Refavela
Em pouco mais de um ano, barracos ressurgem em duas áreas que haviam sido desocupadas pela polícia na zona leste de São Paulo
Por quatro anos ela esteve morta. Caiu em 2010, depois de uma reintegração de posse que terminou em confronto. A polícia jogou bombas; os moradores, pedras. Queimada, ela deixou de existir. Não para sempre: a favela da Tiquatira (zona leste de São Paulo) renasceu das cinzas.
O terreno ficou vazio até junho de 2014. Surgiram então alguns barracos de lona. Depois, de madeira. Depois, casas de alvenaria. Hoje, são 2.500 famílias vivendo em uma das favelas que surgiram na capital no último ano.
"Chamamos de comunidade Penha-Brasil. E o Brasil no nome é para mostrar que esse é o país que deram para nós", diz o pedreiro Jailson Lima, 46, apontando para o amontoado de barracos.
Jailson nunca morou em favela. No começo deste ano, desempregado, passou de trem e viu a comunidade crescendo. "Pensei: não consigo pagar o aluguel. Vou montar o meu barraco".
Chamou a irmã, Maria Lúcia da Silva, 47, que chegou com os filhos, marido e neto. Um dos filhos montou outra casinha ao lado. E assim foi.
Além das casas, no terreno, que só tinha mato, agora há mercadinhos, lan house e uma igreja da Assembleia de Deus. Tudo em um ano.
A área de 47 mil m², a poucos metros da marginal Tietê, pertence à CDHU, companhia do governo do Estado. Ali, por muitos anos existiu uma favela.
Em 2010, a Polícia Militar retomou a posse, a pedido da Justiça. O projeto era transformar a área em condomínio popular da CDHU. Em quatro anos, com o terreno vazio, nenhuma parede foi construída.
A Justiça determinou neste ano nova reintegração, que só deve ocorrer em 2016. Os moradores estão tensos com essa possibilidade.
O costureiro boliviano Fabian Alvares, 47, pagava R$ 600 de aluguel para viver em outra favela. Teve de sair em uma reintegração. Foi para Tiquatira há cinco meses. "Era o que tinha, aqui não pago aluguel. Mas, se tiver de sair, não sei o que fazer", diz.
FAVELA DO CIMENTO
A 8 km da favela da Tiquatira, outra nova favela renasceu, entre as pistas da Radial Leste, a poucos metros do viaduto Bresser, na Mooca.

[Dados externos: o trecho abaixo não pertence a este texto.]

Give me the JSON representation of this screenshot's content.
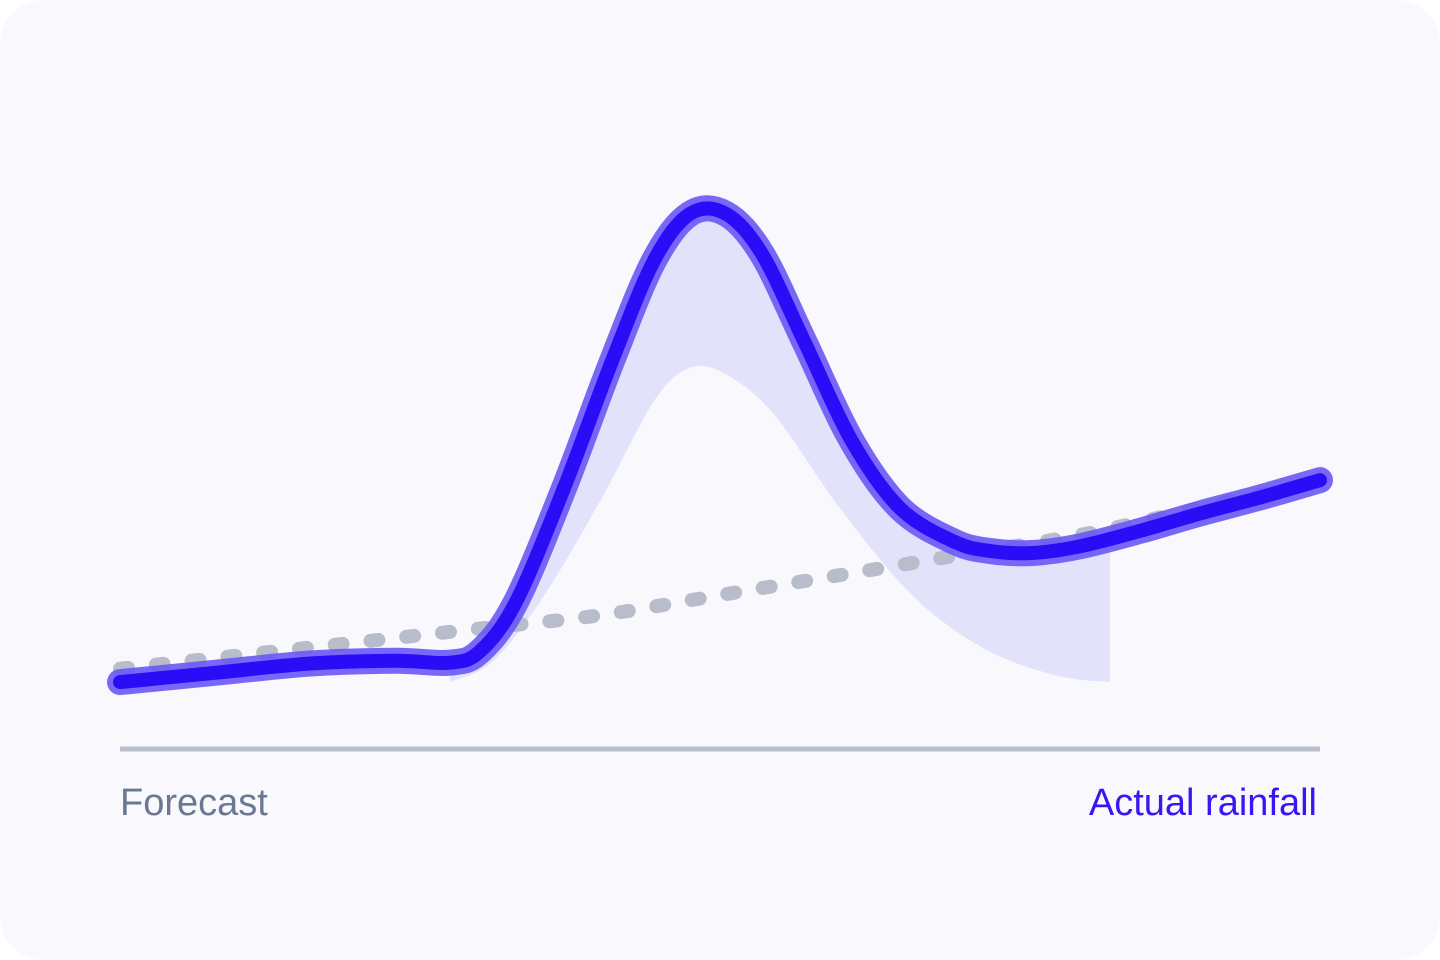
{
  "chart_data": {
    "type": "line",
    "title": "",
    "xlabel": "",
    "ylabel": "",
    "grid": false,
    "x_range": [
      0,
      1
    ],
    "y_range": [
      0,
      1
    ],
    "series": [
      {
        "name": "Forecast",
        "style": "dotted",
        "color": "#b8bccb",
        "points": [
          [
            0.0,
            0.12
          ],
          [
            0.1,
            0.14
          ],
          [
            0.2,
            0.16
          ],
          [
            0.3,
            0.18
          ],
          [
            0.4,
            0.2
          ],
          [
            0.5,
            0.23
          ],
          [
            0.6,
            0.26
          ],
          [
            0.7,
            0.29
          ],
          [
            0.8,
            0.32
          ],
          [
            0.9,
            0.36
          ],
          [
            1.0,
            0.4
          ]
        ]
      },
      {
        "name": "Actual rainfall",
        "style": "solid",
        "color": "#2a0cf7",
        "points": [
          [
            0.0,
            0.1
          ],
          [
            0.08,
            0.114
          ],
          [
            0.16,
            0.128
          ],
          [
            0.23,
            0.132
          ],
          [
            0.275,
            0.129
          ],
          [
            0.3,
            0.146
          ],
          [
            0.33,
            0.22
          ],
          [
            0.37,
            0.39
          ],
          [
            0.41,
            0.58
          ],
          [
            0.445,
            0.73
          ],
          [
            0.475,
            0.8
          ],
          [
            0.505,
            0.8
          ],
          [
            0.535,
            0.74
          ],
          [
            0.57,
            0.61
          ],
          [
            0.61,
            0.46
          ],
          [
            0.65,
            0.36
          ],
          [
            0.695,
            0.31
          ],
          [
            0.725,
            0.296
          ],
          [
            0.76,
            0.293
          ],
          [
            0.8,
            0.303
          ],
          [
            0.85,
            0.326
          ],
          [
            0.9,
            0.352
          ],
          [
            0.95,
            0.376
          ],
          [
            1.0,
            0.402
          ]
        ]
      }
    ],
    "band": {
      "color": "#e3e2fb",
      "x_start": 0.275,
      "x_end": 0.825,
      "upper": [
        [
          0.275,
          0.129
        ],
        [
          0.3,
          0.146
        ],
        [
          0.33,
          0.22
        ],
        [
          0.37,
          0.39
        ],
        [
          0.41,
          0.58
        ],
        [
          0.445,
          0.73
        ],
        [
          0.475,
          0.8
        ],
        [
          0.505,
          0.8
        ],
        [
          0.535,
          0.74
        ],
        [
          0.57,
          0.61
        ],
        [
          0.61,
          0.46
        ],
        [
          0.65,
          0.36
        ],
        [
          0.695,
          0.31
        ],
        [
          0.725,
          0.296
        ],
        [
          0.76,
          0.293
        ],
        [
          0.8,
          0.303
        ],
        [
          0.825,
          0.309
        ]
      ],
      "lower": [
        [
          0.275,
          0.1
        ],
        [
          0.31,
          0.13
        ],
        [
          0.35,
          0.22
        ],
        [
          0.4,
          0.37
        ],
        [
          0.445,
          0.52
        ],
        [
          0.475,
          0.57
        ],
        [
          0.505,
          0.56
        ],
        [
          0.545,
          0.5
        ],
        [
          0.6,
          0.36
        ],
        [
          0.66,
          0.23
        ],
        [
          0.72,
          0.15
        ],
        [
          0.78,
          0.11
        ],
        [
          0.825,
          0.1
        ]
      ]
    },
    "legend": {
      "placement": "bottom",
      "items": [
        {
          "label": "Forecast",
          "color": "#6b7891"
        },
        {
          "label": "Actual rainfall",
          "color": "#3b16f2"
        }
      ]
    },
    "axis": {
      "color": "#b8bccb"
    }
  }
}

De dia, os moradores formam fila para carregar sacos de cimento. De tarde, atravessam a rua para carregar pedaços de tábua. Com elas, erguem seus próprios barracos.
São cerca de 50 famílias. Homens, mulheres, crianças e idosos ali, onde há menos de um mês só havia grama. A Radial fica de um lado. Um entreposto comercial de cimento, do outro.
A ocupação, que ressurge mesmo após ter sido retirada pela polícia, tem nome: Favela do Cimento.
É resultado do encontro de duas populações diferentes, mas em igual situação: os trabalhadores informais do entreposto que erguem pequenas barracas de lona na calçada e os moradores de rua que gravitam em torno de um centro da prefeitura –prestes a ser desativado.
Grávida de sete meses e sem emprego, Sílvia Andressa Guedes, 31, foi parar no Cimento após passar quase um ano em albergues.
Até o começo de 2014, conseguia pagar os R$ 800 de aluguel na casa de três cômodos, em Interlagos, na zona sul. Demitida e sem família por perto, buscou a rua. Ao procurar um novo emprego, descobriu outro problema.
"Que empresa aceita um albergue como comprovante de endereço?", diz. "Nenhuma, ninguém quer um morador de rua, de albergue, do que for, como empregado."
Para viver na favela, ela e outros moradores têm que seguir uma série de regras.
Brigar é terminantemente proibido, mexer com a mulher do outro é senha para ser expulso. Também é vetado o desrespeito a homossexuais.
"Se brigar, a gente vai chamar pro 'resumo' [conversa]. Se não se entenderem, vão vazar", explica Talmos da Conceição Silva, 41, um dos líderes do local.